Toujours plus nombreux, les travailleurs frontaliers exercent une influence sur la démographie du Pays-Haut. Toutes les communes ne sont toutefois pas logées à la même enseigne.
De ses collaborations successives avec Gérard Longuet et Jean-Pierre Masseret, présidents de l’ex-conseil régional de Lorraine, Jean-Luc André a conservé le goût des études. Alors, aujourd’hui encore, le Longovicien ne se fait pas prier pour plonger le nez dans les données d’un sujet qui lui tient à cœur : le travail frontalier. Autrement dit : la soupape de sécurité qui permet au Pays-Haut d’éviter de sombrer un peu plus dans le chômage et de ne pas être frappé d’exode.
Car Jean-Luc André est formel : « Si la démographie de la Lorraine stagne, elle progresse dans les arrondissements de Thionville et de Briey-Longwy. Le tout grâce aux travailleurs frontaliers ! »
À l’appel
Se référant aux chiffres de l’Insee et de son homologue luxembourgeois Statec, le consultant longovicien insiste : « Entre 2008 et 2013, soit la période de crise économique chez nous, le Luxembourg a créé 37 000 emplois supplémentaires. » Ce énième cadeau du ciel grand-ducal aurait directement profité à 15 000 frontaliers, des Lorrains pour moitié. De quoi renforcer les rangs des étrangers travaillant au Luxembourg. Un effectif multiplié par 12 depuis 1983 ! Ainsi, en 2013, le pays du carburant et du tabac bon marché recensait 76 200 travailleurs frontaliers lorrains, 36 400 allemands et 35 600 belges. « Selon les estimations, les Français seront 90 000 à aller travailler au Luxembourg à l’été 2016. »
À la maison
À l’échelle du bassin de Longwy, le phénomène a bien entendu une heureuse conséquence : « Une augmentation de la population. En 5 ans, on compte 1 170 frontaliers de plus dans les cantons de Longwy, Villerupt et Mont-Saint-Martin. Soit un gain de quasiment 2 000 habitants. » Le canton de Briey profite également de cette évolution (+ 1 130 âmes entre 2008 et 2013). Seul le canton de Jarny, plus éloigné, est à la peine (- 519 habitants). Au bout du compte, dans l’arrondissement de Briey-Longwy, pas moins de 22 000 personnes sont désormais employées à l’étranger.
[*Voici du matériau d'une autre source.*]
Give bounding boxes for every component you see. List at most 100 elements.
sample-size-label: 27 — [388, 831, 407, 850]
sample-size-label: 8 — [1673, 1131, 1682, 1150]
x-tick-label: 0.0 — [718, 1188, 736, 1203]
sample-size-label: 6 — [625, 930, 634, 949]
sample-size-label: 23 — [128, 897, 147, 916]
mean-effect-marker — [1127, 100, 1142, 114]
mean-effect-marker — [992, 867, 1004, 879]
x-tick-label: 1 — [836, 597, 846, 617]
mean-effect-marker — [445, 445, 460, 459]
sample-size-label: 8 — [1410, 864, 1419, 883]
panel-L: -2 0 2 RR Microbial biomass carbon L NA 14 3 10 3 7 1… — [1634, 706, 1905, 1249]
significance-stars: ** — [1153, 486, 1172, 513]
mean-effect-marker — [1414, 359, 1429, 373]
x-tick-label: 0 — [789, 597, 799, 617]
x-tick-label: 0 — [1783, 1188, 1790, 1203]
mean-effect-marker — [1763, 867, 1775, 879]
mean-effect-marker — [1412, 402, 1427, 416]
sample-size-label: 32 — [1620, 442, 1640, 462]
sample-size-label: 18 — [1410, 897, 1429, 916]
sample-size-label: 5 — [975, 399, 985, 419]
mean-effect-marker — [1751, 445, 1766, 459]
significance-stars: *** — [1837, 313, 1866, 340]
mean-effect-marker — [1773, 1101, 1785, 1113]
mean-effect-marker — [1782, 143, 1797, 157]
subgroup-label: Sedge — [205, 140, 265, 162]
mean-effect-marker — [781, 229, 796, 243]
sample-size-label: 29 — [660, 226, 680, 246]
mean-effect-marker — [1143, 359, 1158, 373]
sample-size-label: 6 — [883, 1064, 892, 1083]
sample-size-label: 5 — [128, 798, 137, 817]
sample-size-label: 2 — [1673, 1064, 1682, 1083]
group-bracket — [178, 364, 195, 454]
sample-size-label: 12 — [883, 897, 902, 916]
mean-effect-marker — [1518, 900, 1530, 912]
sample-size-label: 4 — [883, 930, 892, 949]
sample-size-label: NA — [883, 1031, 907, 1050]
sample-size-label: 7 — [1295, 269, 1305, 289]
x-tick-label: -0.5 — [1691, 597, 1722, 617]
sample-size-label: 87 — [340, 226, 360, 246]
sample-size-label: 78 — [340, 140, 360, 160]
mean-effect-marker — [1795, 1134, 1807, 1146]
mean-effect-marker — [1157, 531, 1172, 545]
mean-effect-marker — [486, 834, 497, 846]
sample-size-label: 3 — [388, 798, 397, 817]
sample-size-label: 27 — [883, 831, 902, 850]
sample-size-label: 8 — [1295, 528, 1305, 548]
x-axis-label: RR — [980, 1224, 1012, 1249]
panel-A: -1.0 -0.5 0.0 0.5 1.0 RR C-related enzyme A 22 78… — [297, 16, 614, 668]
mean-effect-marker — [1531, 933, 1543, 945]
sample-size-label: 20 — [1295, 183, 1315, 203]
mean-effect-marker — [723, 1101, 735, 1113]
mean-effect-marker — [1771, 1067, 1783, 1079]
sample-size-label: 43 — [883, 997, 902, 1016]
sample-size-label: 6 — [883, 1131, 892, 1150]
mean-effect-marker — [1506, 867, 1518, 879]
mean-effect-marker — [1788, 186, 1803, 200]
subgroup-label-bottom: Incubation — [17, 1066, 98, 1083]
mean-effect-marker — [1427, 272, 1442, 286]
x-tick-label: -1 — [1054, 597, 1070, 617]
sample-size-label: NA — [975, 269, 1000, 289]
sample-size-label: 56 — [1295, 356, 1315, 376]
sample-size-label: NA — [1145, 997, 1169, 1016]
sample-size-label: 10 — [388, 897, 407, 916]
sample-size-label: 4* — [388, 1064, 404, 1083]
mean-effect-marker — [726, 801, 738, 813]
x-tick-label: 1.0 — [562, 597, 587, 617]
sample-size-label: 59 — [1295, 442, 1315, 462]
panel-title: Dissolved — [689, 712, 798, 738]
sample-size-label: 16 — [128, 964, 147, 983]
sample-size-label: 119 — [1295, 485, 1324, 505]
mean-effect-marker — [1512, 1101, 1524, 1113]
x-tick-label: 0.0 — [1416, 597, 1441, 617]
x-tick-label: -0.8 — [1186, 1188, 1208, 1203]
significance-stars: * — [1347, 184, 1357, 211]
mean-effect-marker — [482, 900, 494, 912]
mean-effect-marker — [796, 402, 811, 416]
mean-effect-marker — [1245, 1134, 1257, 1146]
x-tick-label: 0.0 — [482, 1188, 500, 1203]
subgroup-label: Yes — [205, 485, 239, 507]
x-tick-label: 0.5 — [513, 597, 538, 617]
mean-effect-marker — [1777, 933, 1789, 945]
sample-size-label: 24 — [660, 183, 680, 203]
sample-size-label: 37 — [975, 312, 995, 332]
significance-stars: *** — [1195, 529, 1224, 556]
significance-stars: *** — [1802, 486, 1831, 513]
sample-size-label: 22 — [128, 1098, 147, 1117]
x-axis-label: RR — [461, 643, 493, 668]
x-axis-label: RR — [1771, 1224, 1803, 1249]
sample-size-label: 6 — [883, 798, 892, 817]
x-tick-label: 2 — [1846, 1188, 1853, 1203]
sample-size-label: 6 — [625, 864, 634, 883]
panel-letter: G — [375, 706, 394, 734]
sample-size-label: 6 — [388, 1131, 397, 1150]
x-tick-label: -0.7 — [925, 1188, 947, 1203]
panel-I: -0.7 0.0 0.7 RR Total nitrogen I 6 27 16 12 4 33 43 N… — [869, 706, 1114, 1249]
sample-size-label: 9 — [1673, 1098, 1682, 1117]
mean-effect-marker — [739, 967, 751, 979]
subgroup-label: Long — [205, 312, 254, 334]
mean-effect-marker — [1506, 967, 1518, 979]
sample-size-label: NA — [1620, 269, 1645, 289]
Pour autant, dans les ensembles administratifs en essor, toutes les communes ne sont pas logées à la même enseigne. « Dans le territoire de la communauté de communes de l’agglomération de Longwy par exemple, trois villes souffrent : Longwy (- 117 habitants), Herserange (- 140) et Mont-Saint-Martin (- 157). »
À l’inverse, Lexy bat tous les records avec un gain de 552 âmes. Cosnes-et-Romain tire également son épingle du jeu, avec 304 habitants de plus au compteur. Jean-Luc André voit dans ces variations une affaire de logement : « Les frontaliers veulent accéder à la propriété. Dans ces conditions, les communes qui privilégient la création de lotissements sont gagnantes. Et forcément, celles qui misent sur les logements sociaux s’en sortent moins bien. »
À la manœuvre
Les frontaliers rêvent aussi de voir leurs trajets simplifiés. « Il faut savoir que 85 % d’entre eux se déplacent en voiture. Ils ne sont que 10 % à prendre le train. Or, en termes d’infrastructures routières et de cadencement ferroviaire, force est de constater qu’on ne fait pas grand-chose pour eux », martèle Jean-Luc André. Car étrangement dans ce domaine, les frontaliers ne parviennent pas à peser de tout leur poids.